Lets get right to the part where I decided to run 'dbcc checkdb with physical_only' against the exact same database, without trace flag 2549 enabled.



So with or without trace flag 2549, read throughput of 'dbcc checkdb with physical_only' looks nearly identical... and both look extremely different from the same operation when the database files are each accessed via their own drive letter.

Its because SQL Server 2014 RTM is ignoring trace flag 2549.  And that's a shame.  If there are ANY databases out there that I really want for checkdb to complete, its those which are so large that they must use mount points due to running out of Windows drive letters.

My plea to Microsoft is to enhance the checkdb/checktable read planning, rather than simply fixing the regression.  I think this behavior is too important to relegate to a trace flag - leave it a trace flag and it seems vulnerable to being left off test plans.  With the advent of sys.dm_io_virtual_file_stats, there's no need for checkdb/checktable to guess which files are on separate LUNs: SQL Server knows. 


*****

So maybe you are curious about the sections highlighted in yellow above, where large amounts of data are being read from one drive at a time when the database files are accessed via mount points.  It kinda makes sense since SQL Server checkdb is thinking "well, looks like its all on the C drive, so have to plan all reads as if going through a single disk service queue."  
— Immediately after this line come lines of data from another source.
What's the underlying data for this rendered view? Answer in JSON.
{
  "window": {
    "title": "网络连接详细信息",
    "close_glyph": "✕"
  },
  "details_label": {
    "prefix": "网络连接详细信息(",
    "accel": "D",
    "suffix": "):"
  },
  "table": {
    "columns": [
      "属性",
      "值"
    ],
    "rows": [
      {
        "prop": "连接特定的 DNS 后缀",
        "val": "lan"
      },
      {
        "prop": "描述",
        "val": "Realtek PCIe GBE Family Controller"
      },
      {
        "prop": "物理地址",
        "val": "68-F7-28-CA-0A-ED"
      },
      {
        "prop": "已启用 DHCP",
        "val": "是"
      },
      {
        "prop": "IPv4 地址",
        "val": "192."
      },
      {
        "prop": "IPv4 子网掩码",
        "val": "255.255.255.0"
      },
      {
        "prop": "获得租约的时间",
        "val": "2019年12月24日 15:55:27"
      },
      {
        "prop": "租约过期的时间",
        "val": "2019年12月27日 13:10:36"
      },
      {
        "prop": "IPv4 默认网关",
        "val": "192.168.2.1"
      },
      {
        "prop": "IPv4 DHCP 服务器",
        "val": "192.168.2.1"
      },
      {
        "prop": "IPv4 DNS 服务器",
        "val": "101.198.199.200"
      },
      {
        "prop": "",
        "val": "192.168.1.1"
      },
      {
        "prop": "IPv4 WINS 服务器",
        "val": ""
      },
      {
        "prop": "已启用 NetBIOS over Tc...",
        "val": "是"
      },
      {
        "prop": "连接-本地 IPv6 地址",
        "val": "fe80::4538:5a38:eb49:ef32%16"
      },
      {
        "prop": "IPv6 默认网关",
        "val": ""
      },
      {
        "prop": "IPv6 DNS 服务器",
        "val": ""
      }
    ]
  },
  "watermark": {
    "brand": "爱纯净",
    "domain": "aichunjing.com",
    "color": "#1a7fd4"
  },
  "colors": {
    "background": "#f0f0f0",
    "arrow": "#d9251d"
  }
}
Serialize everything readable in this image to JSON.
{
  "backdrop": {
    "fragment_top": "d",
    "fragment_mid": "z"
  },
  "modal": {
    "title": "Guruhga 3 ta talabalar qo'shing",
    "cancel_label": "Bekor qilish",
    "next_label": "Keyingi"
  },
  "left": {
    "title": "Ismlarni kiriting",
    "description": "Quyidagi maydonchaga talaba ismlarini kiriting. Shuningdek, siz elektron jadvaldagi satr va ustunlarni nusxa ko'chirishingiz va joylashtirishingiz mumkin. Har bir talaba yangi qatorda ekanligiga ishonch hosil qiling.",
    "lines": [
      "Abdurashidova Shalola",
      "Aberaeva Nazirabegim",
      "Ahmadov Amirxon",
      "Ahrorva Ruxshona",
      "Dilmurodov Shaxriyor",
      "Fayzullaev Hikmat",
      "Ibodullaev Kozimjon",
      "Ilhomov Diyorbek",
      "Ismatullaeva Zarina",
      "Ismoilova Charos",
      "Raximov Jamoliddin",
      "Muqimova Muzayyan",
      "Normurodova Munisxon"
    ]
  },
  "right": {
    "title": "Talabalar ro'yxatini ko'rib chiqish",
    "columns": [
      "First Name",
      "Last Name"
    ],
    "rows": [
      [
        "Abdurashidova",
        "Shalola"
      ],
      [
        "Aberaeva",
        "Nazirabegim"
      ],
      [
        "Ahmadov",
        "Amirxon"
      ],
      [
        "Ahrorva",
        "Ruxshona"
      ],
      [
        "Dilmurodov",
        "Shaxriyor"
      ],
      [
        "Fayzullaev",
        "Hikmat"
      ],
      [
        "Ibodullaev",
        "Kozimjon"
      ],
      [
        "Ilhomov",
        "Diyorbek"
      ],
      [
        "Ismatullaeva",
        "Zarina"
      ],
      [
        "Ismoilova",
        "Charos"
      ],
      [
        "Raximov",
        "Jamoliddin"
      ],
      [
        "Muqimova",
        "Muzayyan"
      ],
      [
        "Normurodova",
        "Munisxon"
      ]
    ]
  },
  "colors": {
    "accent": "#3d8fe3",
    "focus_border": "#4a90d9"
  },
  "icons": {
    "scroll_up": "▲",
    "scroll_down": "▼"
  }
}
But if that was all there was to it... wouldn't other large portions of the checkdb look similar? Well... first of all, just wait til I post some graphs from adding trace flag 2562!! :-)  But also, consider the highlighted portion below in the "good" graph from accessing all files via their own Windows drive letters. 





Recall how checkdb during the checktable phase batches hobts - taking a table with all its hobts until the total count approaches but doesn't exceed 512.  After extensive testing with checktable against individual tables, I'm convinced all the yellow highlighted areas are parts of a batch which happen to include a highly contiguous, minimally fragmented ~500 gb table which includes a varchar(8000).  I'll leave that explanation for another day.

*****
*Kevin Closson is a performance engineer active in blogging (http://kevinclosson.net/) and on Twitter (@kevinclosson).

Many of his blog posts are related to Oracle, typically running on Linux x86 servers and pursuing maximum throughput at low latency ("low latency commercial computing").  But even if you primarily deal with AIX on IBMPower, or primarily deal with SQL Server... I still recommend checking out his stuff.  I read Kevin's blog and many others, even if they are not directly related to my current projects, to learn new testing and analysis methods I can apply to the platforms and projects I am working on.